Posted May 13, 2010 14:13 UTC (Thu) by ejr (subscriber, #51652) [Link]

And in this situation the lock will be in L1 data cache, while the data *and* instructions needed for switching contexts will be in L2 at best, most likely in memory. Spinning within a shared cache is good for performance (not discussing energy, many other factors in play for that). Short locking times where the lock sits in shared cache with access times in the 10s of cycles call for spinning.

A problem with adaptive spinlocks occurs when you spin on something bounced between memory / caches / processors. By the time you swap out, you've eaten a large cost and blown a lot of memory traffic. I suspect the kernel's in a better position to know what's where with less cache overhead than user-space adaptive spinlocks, so this is sounding potentially great.

Adaptive spinning futexes

Posted May 17, 2010 17:06 UTC (Mon) by dvhart (guest, #19636) [Link]

The second step here is to see about exposing the information only the kernel has currently to userspace. This provides userspace with the same advantage, and avoids the overhead of the syscalls. One tricky part is choosing where to put this data in memory. The other potential drawback here is that it may only work for process private futexes, so only threads of a single process could use it, while the kernel implementation works with threads and processes.

Adaptive spinning futex implementation

Posted May 15, 2010 0:54 UTC (Sat) by vomlehn (subscriber, #45588) [Link]

I actually implemented conditional user-space spinning in 2.4 some years ago and it had really nice performance. It relied on having a "callboard", i.e. a piece of memory that indicated, for each thread in which you were interested, whether it was running or not. The memory is registered with the kernel, which is responsible for updating it when the process state changes.

So, the idea is that you store the thread ID (or an index for the thread) in the spinlock. When you want the lock, you do a conditional load and store with you tid/thread index. If you get back zero, nobody has the lock and you're done. Otherwise, you use the tid/thread index to check the callboard to see whether the thread holding the lock is running. If so, you loop again. If thread holding the lock isn't running, you make a system call that sleeps until the spinlock value is zero (you pass the address to check in the system call).

The performance of this was good, but the nicest part was that there wasn't a significant performance drop-off as the number of contenders for the lock goes up. I no longer recall whether I was using a 4- or 8 processor machine, but I *think* it was 8. From the caching standpoint, the callboard is read often/write rarely, always a good thing. If your conditional load and store only causes a cache conversion to modified if the write actually happens, you also have good cache behavior there. (When I was working on this, the processor I was using would actually record a cache modification even if the condition wasn't met. Ick.)

The work never got pushed back and nothing ever came of it that I know of, which was kinda sad. Oracle had requested that we do this.

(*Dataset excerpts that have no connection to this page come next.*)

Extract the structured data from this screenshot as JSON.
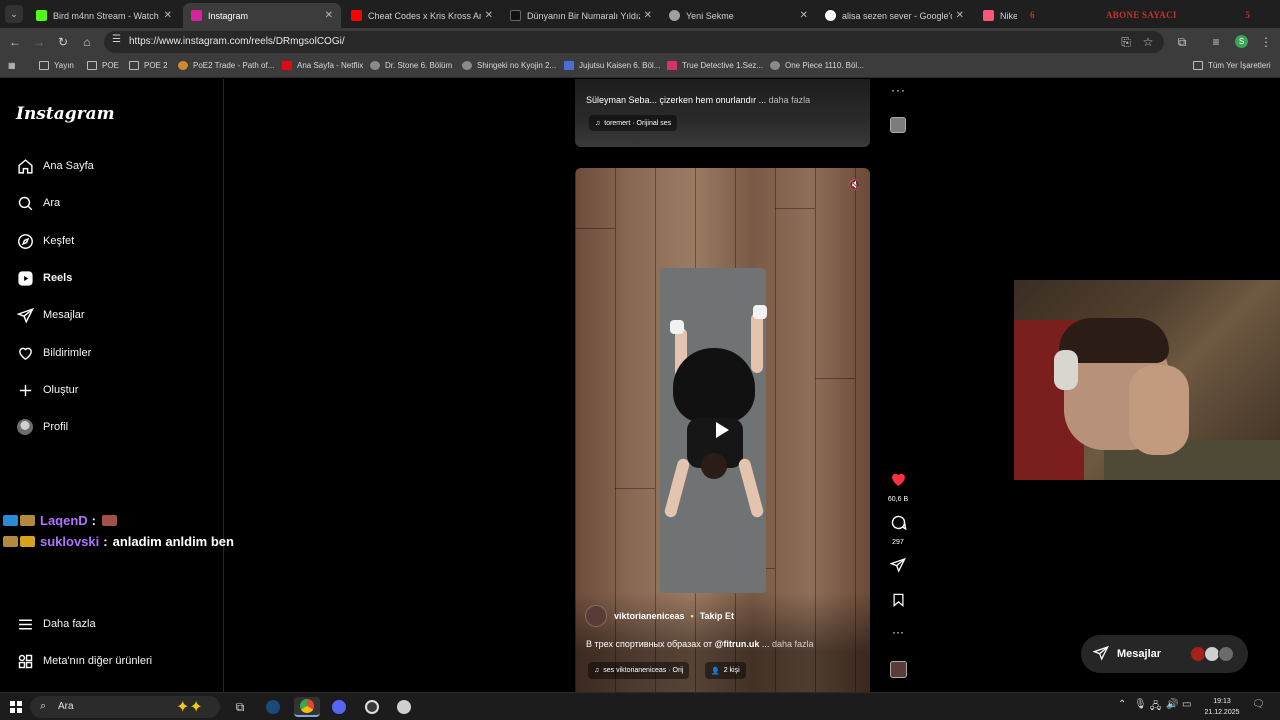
{
  "browser": {
    "tabs": [
      {
        "title": "Bird m4nn Stream - Watch Live",
        "close": "✕",
        "favicon_color": "#53fc18",
        "active": false
      },
      {
        "title": "Instagram",
        "close": "✕",
        "favicon_color": "#d6249f",
        "active": true
      },
      {
        "title": "Cheat Codes x Kris Kross Amst",
        "close": "✕",
        "favicon_color": "#ff0000",
        "active": false
      },
      {
        "title": "Dünyanın Bir Numaralı Yıldızıy",
        "close": "✕",
        "favicon_color": "#111111",
        "active": false
      },
      {
        "title": "Yeni Sekme",
        "close": "✕",
        "favicon_color": "#9aa0a6",
        "active": false
      },
      {
        "title": "alisa sezen sever - Google'da A",
        "close": "✕",
        "favicon_color": "#ffffff",
        "active": false
      },
      {
        "title": "Nike",
        "close": "",
        "favicon_color": "#ff5577",
        "active": false
      }
    ],
    "overlay": {
      "left": "6",
      "title": "ABONE SAYACI",
      "right": "5"
    },
    "url": "https://www.instagram.com/reels/DRmgsolCOGi/",
    "bookmarks": [
      {
        "label": "Yayın",
        "icon": "folder"
      },
      {
        "label": "POE",
        "icon": "folder"
      },
      {
        "label": "POE 2",
        "icon": "folder"
      },
      {
        "label": "PoE2 Trade - Path of...",
        "icon": "poe"
      },
      {
        "label": "Ana Sayfa - Netflix",
        "icon": "netflix"
      },
      {
        "label": "Dr. Stone 6. Bölüm",
        "icon": "anime"
      },
      {
        "label": "Shingeki no Kyojin 2...",
        "icon": "anime"
      },
      {
        "label": "Jujutsu Kaisen 6. Böl...",
        "icon": "anime"
      },
      {
        "label": "True Detective 1.Sez...",
        "icon": "tv"
      },
      {
        "label": "One Piece 1110. Böl...",
        "icon": "anime"
      }
    ],
    "all_bookmarks": "Tüm Yer İşaretleri"
  },
  "sidebar": {
    "logo": "Instagram",
    "items": [
      {
        "label": "Ana Sayfa",
        "icon": "home-icon",
        "active": false
      },
      {
        "label": "Ara",
        "icon": "search-icon",
        "active": false
      },
      {
        "label": "Keşfet",
        "icon": "compass-icon",
        "active": false
      },
      {
        "label": "Reels",
        "icon": "reels-icon",
        "active": true
      },
      {
        "label": "Mesajlar",
        "icon": "send-icon",
        "active": false
      },
      {
        "label": "Bildirimler",
        "icon": "heart-icon",
        "active": false
      },
      {
        "label": "Oluştur",
        "icon": "plus-icon",
        "active": false
      },
      {
        "label": "Profil",
        "icon": "avatar-icon",
        "active": false
      }
    ],
    "more": "Daha fazla",
    "meta": "Meta'nın diğer ürünleri"
  },
  "chat": [
    {
      "user": "LaqenD",
      "sep": ":",
      "message": ""
    },
    {
      "user": "suklovski",
      "sep": ":",
      "message": "anladim anldim ben"
    }
  ],
  "feed": {
    "prev_reel": {
      "caption": "Süleyman Seba... çizerken hem onurlandır ...",
      "more": "daha fazla",
      "audio": "toremert · Orijinal ses"
    },
    "reel": {
      "author": "viktorianeniceas",
      "dot": "•",
      "follow": "Takip Et",
      "caption_text": "В трех спортивных образах от ",
      "caption_tag": "@fitrun.uk",
      "caption_ellipsis": " ... ",
      "more": "daha fazla",
      "audio": "ses  viktorianeniceas · Orij",
      "people": "2 kişi",
      "likes": "60,6 B",
      "comments": "297",
      "liked": true,
      "muted": true
    }
  },
  "messages_pill": {
    "label": "Mesajlar"
  },
  "taskbar": {
    "search": "Ara",
    "time": "19:13",
    "date": "21.12.2025"
  }
}
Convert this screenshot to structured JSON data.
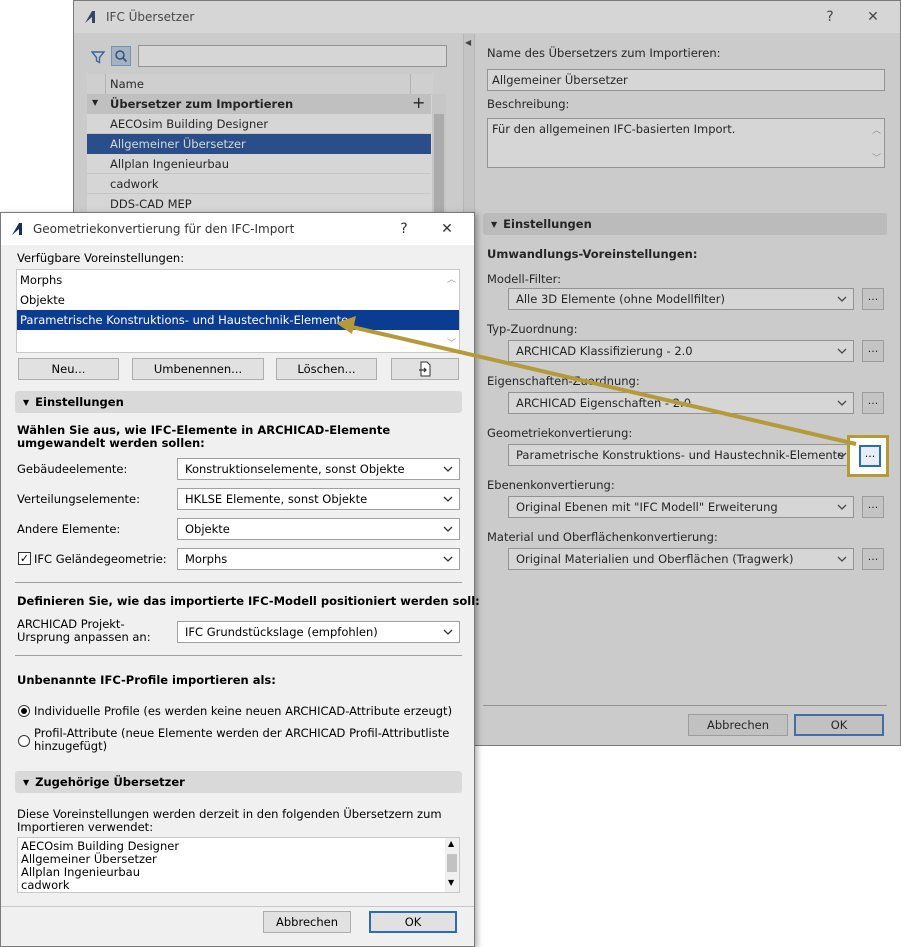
{
  "ifc_window": {
    "title": "IFC Übersetzer",
    "help": "?",
    "close": "✕",
    "search_placeholder": "",
    "list_header": "Name",
    "group_label": "Übersetzer zum Importieren",
    "add_symbol": "+",
    "items": [
      "AECOsim Building Designer",
      "Allgemeiner Übersetzer",
      "Allplan Ingenieurbau",
      "cadwork",
      "DDS-CAD MEP"
    ],
    "selected_index": 1,
    "name_label": "Name des Übersetzers zum Importieren:",
    "name_value": "Allgemeiner Übersetzer",
    "desc_label": "Beschreibung:",
    "desc_value": "Für den allgemeinen IFC-basierten Import.",
    "settings_section": "Einstellungen",
    "conversion_heading": "Umwandlungs-Voreinstellungen:",
    "fields": [
      {
        "label": "Modell-Filter:",
        "value": "Alle 3D Elemente (ohne Modellfilter)"
      },
      {
        "label": "Typ-Zuordnung:",
        "value": "ARCHICAD Klassifizierung - 2.0"
      },
      {
        "label": "Eigenschaften-Zuordnung:",
        "value": "ARCHICAD Eigenschaften - 2.0"
      },
      {
        "label": "Geometriekonvertierung:",
        "value": "Parametrische Konstruktions- und Haustechnik-Elemente"
      },
      {
        "label": "Ebenenkonvertierung:",
        "value": "Original Ebenen mit \"IFC Modell\" Erweiterung"
      },
      {
        "label": "Material und Oberflächenkonvertierung:",
        "value": "Original Materialien und Oberflächen (Tragwerk)"
      }
    ],
    "dots_label": "...",
    "cancel": "Abbrechen",
    "ok": "OK"
  },
  "geo_window": {
    "title": "Geometriekonvertierung für den IFC-Import",
    "help": "?",
    "close": "✕",
    "presets_label": "Verfügbare Voreinstellungen:",
    "presets": [
      "Morphs",
      "Objekte",
      "Parametrische Konstruktions- und Haustechnik-Elemente"
    ],
    "selected_preset": 2,
    "btn_new": "Neu...",
    "btn_rename": "Umbenennen...",
    "btn_delete": "Löschen...",
    "settings_section": "Einstellungen",
    "choose_heading": "Wählen Sie aus, wie IFC-Elemente in ARCHICAD-Elemente umgewandelt werden sollen:",
    "rows": [
      {
        "label": "Gebäudeelemente:",
        "value": "Konstruktionselemente, sonst Objekte"
      },
      {
        "label": "Verteilungselemente:",
        "value": "HKLSE Elemente, sonst Objekte"
      },
      {
        "label": "Andere Elemente:",
        "value": "Objekte"
      },
      {
        "label": "IFC Geländegeometrie:",
        "value": "Morphs"
      }
    ],
    "terrain_checked": true,
    "position_heading": "Definieren Sie, wie das importierte IFC-Modell positioniert werden soll:",
    "origin_label": "ARCHICAD Projekt-Ursprung anpassen an:",
    "origin_value": "IFC Grundstückslage (empfohlen)",
    "profiles_heading": "Unbenannte IFC-Profile importieren als:",
    "radio1": "Individuelle Profile (es werden keine neuen ARCHICAD-Attribute erzeugt)",
    "radio2": "Profil-Attribute (neue Elemente werden der ARCHICAD Profil-Attributliste hinzugefügt)",
    "radio_selected": 1,
    "related_section": "Zugehörige Übersetzer",
    "related_text": "Diese Voreinstellungen werden derzeit in den folgenden Übersetzern zum Importieren verwendet:",
    "related_list": [
      "AECOsim Building Designer",
      "Allgemeiner Übersetzer",
      "Allplan Ingenieurbau",
      "cadwork"
    ],
    "cancel": "Abbrechen",
    "ok": "OK"
  },
  "colors": {
    "selection": "#0a3d91",
    "highlight_box": "#b59a3a",
    "arrow": "#b59a3a",
    "default_button": "#2b6bb8"
  }
}
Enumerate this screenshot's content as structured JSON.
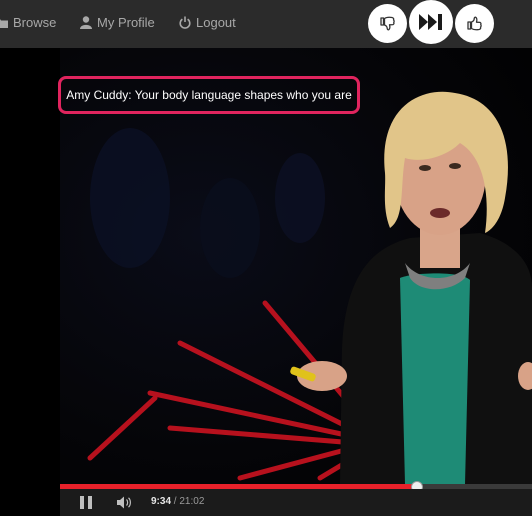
{
  "nav": {
    "browse": "Browse",
    "profile": "My Profile",
    "logout": "Logout"
  },
  "vote": {
    "dislike_icon": "thumbs-down-icon",
    "skip_icon": "fast-forward-icon",
    "like_icon": "thumbs-up-icon"
  },
  "video": {
    "title": "Amy Cuddy: Your body language shapes who you are",
    "current_time": "9:34",
    "separator": "/",
    "duration": "21:02",
    "progress_fraction": 0.755
  },
  "colors": {
    "accent": "#e0245e",
    "progress": "#e8212a",
    "topbar": "#2b2b2b"
  }
}
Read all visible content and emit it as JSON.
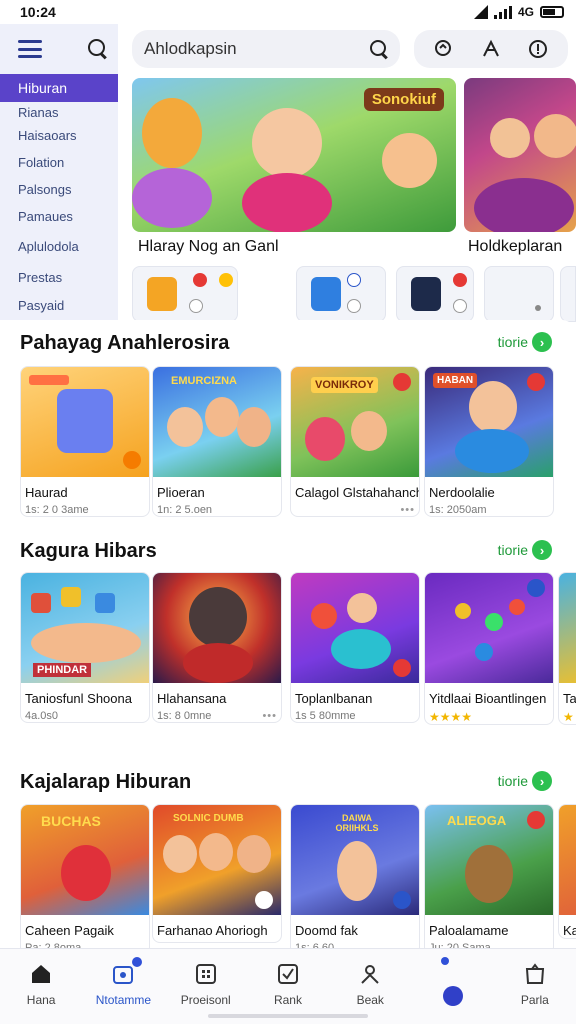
{
  "status_bar": {
    "time": "10:24",
    "network": "4G"
  },
  "sidebar": {
    "active_item": "Hiburan",
    "items": [
      "Rianas",
      "Haisaoars",
      "Folation",
      "Palsongs",
      "Pamaues",
      "Aplulodola",
      "Prestas",
      "Pasyaid"
    ]
  },
  "search": {
    "placeholder": "Ahlodkapsin"
  },
  "hero": {
    "left_title": "Hlaray Nog an Ganl",
    "left_banner_text": "Sonokiuf",
    "right_title": "Holdkeplaran"
  },
  "sections": [
    {
      "title": "Pahayag Anahlerosira",
      "more": "tiorie",
      "cards": [
        {
          "title": "Haurad",
          "sub": "1s: 2 0 3ame",
          "tag": ""
        },
        {
          "title": "Plioeran",
          "sub": "1n: 2 5.oen",
          "banner": "EMURCIZNA"
        },
        {
          "title": "Calagol Glstahahanch",
          "sub": "",
          "banner": "VONIKROY"
        },
        {
          "title": "Nerdoolalie",
          "sub": "1s: 2050am",
          "banner": "HABAN"
        }
      ]
    },
    {
      "title": "Kagura Hibars",
      "more": "tiorie",
      "cards": [
        {
          "title": "Taniosfunl Shoona",
          "sub": "4a.0s0",
          "banner": "PHINDAR"
        },
        {
          "title": "Hlahansana",
          "sub": "1s: 8 0mne"
        },
        {
          "title": "Toplanlbanan",
          "sub": "1s 5 80mme"
        },
        {
          "title": "Yitdlaai Bioantlingen",
          "sub": ""
        },
        {
          "title": "Ta",
          "sub": ""
        }
      ]
    },
    {
      "title": "Kajalarap Hiburan",
      "more": "tiorie",
      "cards": [
        {
          "title": "Caheen Pagaik",
          "sub": "Pa: 2 8oma",
          "banner": "BUCHAS"
        },
        {
          "title": "Farhanao Ahoriogh",
          "sub": "",
          "banner": "SOLNIC DUMB"
        },
        {
          "title": "Doomd fak",
          "sub": "1s: 6 60",
          "banner": "DAIWA ORIIHKLS"
        },
        {
          "title": "Paloalamame",
          "sub": "Ju: 20 Sama",
          "banner": "ALIEOGA"
        },
        {
          "title": "Ka",
          "sub": ""
        }
      ]
    }
  ],
  "bottom_nav": [
    {
      "label": "Hana",
      "icon": "home-icon"
    },
    {
      "label": "Ntotamme",
      "icon": "apps-icon"
    },
    {
      "label": "Proeisonl",
      "icon": "grid-icon"
    },
    {
      "label": "Rank",
      "icon": "rank-icon"
    },
    {
      "label": "Beak",
      "icon": "profile-icon"
    },
    {
      "label": "",
      "icon": "dot-icon"
    },
    {
      "label": "Parla",
      "icon": "bag-icon"
    }
  ],
  "colors": {
    "accent": "#5a43c9",
    "more_green": "#2cc04f",
    "nav_active": "#2a55c9"
  }
}
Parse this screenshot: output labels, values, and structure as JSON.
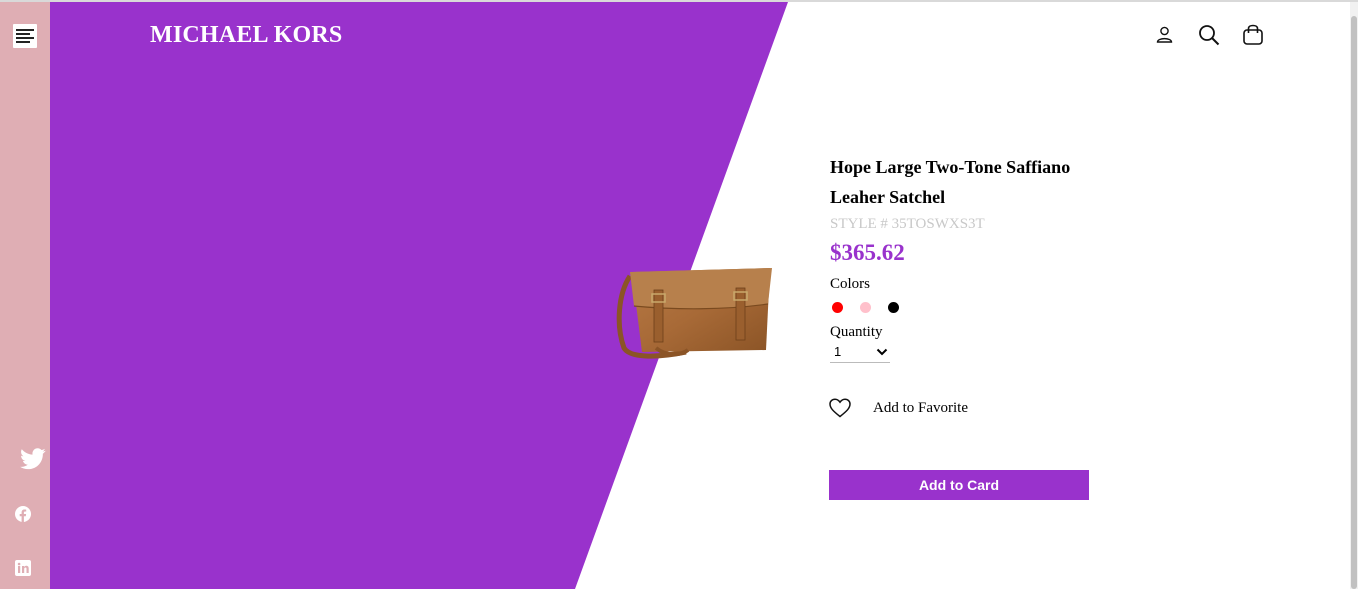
{
  "brand": {
    "name": "MICHAEL KORS",
    "accent_color": "#9932cc",
    "sidebar_color": "#dfaeb4"
  },
  "sidebar": {
    "menu_icon": "hamburger-menu-icon",
    "social": [
      "twitter-icon",
      "facebook-icon",
      "linkedin-icon"
    ]
  },
  "header": {
    "icons": [
      "user-icon",
      "search-icon",
      "shopping-bag-icon"
    ]
  },
  "product": {
    "title": "Hope Large Two-Tone Saffiano Leaher Satchel",
    "style": "STYLE # 35TOSWXS3T",
    "price": "$365.62",
    "colors_label": "Colors",
    "colors": [
      "#ff0000",
      "#ffc0cb",
      "#000000"
    ],
    "quantity_label": "Quantity",
    "quantity_value": "1",
    "favorite_label": "Add to Favorite",
    "cart_button": "Add to Card"
  }
}
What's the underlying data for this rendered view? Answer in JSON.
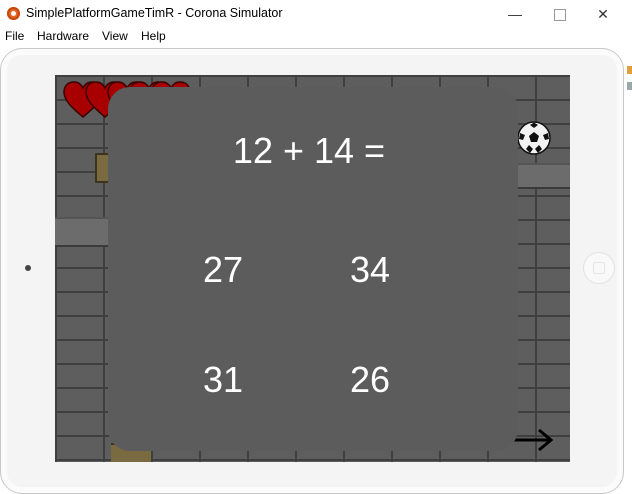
{
  "window": {
    "title": "SimplePlatformGameTimR - Corona Simulator",
    "app_icon": "corona-icon",
    "controls": {
      "minimize": "—",
      "close": "✕"
    }
  },
  "menu": {
    "items": [
      "File",
      "Hardware",
      "View",
      "Help"
    ]
  },
  "game": {
    "lives": 5,
    "heart_color": "#a80000",
    "icons": [
      "heart-icon",
      "soccer-ball-icon",
      "arrow-right-icon",
      "door-icon"
    ]
  },
  "quiz": {
    "question": "12 + 14 =",
    "answers": [
      "27",
      "34",
      "31",
      "26"
    ]
  }
}
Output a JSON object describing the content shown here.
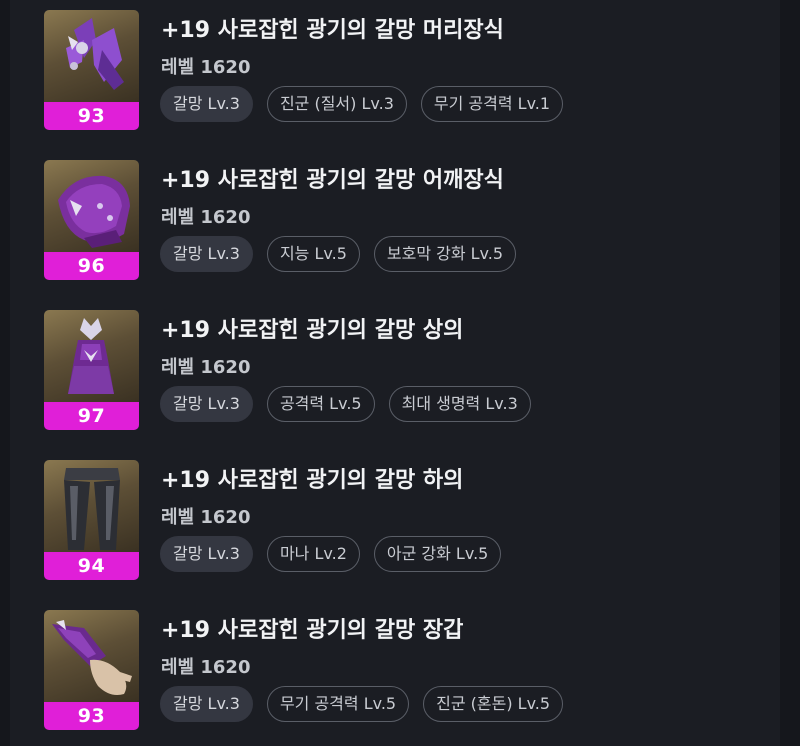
{
  "colors": {
    "background": "#15171c",
    "quality_badge": "#e01fd8",
    "title_text": "#f2f3f5",
    "filled_tag": "#343741",
    "outline_tag_border": "#5a5e67"
  },
  "items": [
    {
      "name": "+19 사로잡힌 광기의 갈망 머리장식",
      "level": "레벨 1620",
      "quality": "93",
      "icon": "purple-headpiece-icon",
      "tags": [
        "갈망 Lv.3",
        "진군 (질서) Lv.3",
        "무기 공격력 Lv.1"
      ]
    },
    {
      "name": "+19 사로잡힌 광기의 갈망 어깨장식",
      "level": "레벨 1620",
      "quality": "96",
      "icon": "purple-shoulder-icon",
      "tags": [
        "갈망 Lv.3",
        "지능 Lv.5",
        "보호막 강화 Lv.5"
      ]
    },
    {
      "name": "+19 사로잡힌 광기의 갈망 상의",
      "level": "레벨 1620",
      "quality": "97",
      "icon": "purple-top-icon",
      "tags": [
        "갈망 Lv.3",
        "공격력 Lv.5",
        "최대 생명력 Lv.3"
      ]
    },
    {
      "name": "+19 사로잡힌 광기의 갈망 하의",
      "level": "레벨 1620",
      "quality": "94",
      "icon": "dark-pants-icon",
      "tags": [
        "갈망 Lv.3",
        "마나 Lv.2",
        "아군 강화 Lv.5"
      ]
    },
    {
      "name": "+19 사로잡힌 광기의 갈망 장갑",
      "level": "레벨 1620",
      "quality": "93",
      "icon": "purple-glove-icon",
      "tags": [
        "갈망 Lv.3",
        "무기 공격력 Lv.5",
        "진군 (혼돈) Lv.5"
      ]
    }
  ]
}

Adaptive spinning futex implementation

Posted May 17, 2010 17:10 UTC (Mon) by dvhart (guest, #19636) [Link]

In your 2.4 implementation, you allocated the memory in userspace and then told the kernel where it was? Along the same lines as SET_TID_ADDRESS(2)? Did you also pin this memory?

Adaptive spinning futex implementation

Posted May 18, 2010 1:45 UTC (Tue) by vomlehn (subscriber, #45588) [Link]

Yes, you allocated the memory anyway you wanted, but using shared memory reduced the amount of work the kernel had to do because it could update the process' states in only one place. Plus you needed shared memory for the spinlock part anyway. You're right about pinning the memory, too. We updated the state in the scheduler, so you couldn't go to sleep while the memory was paged in.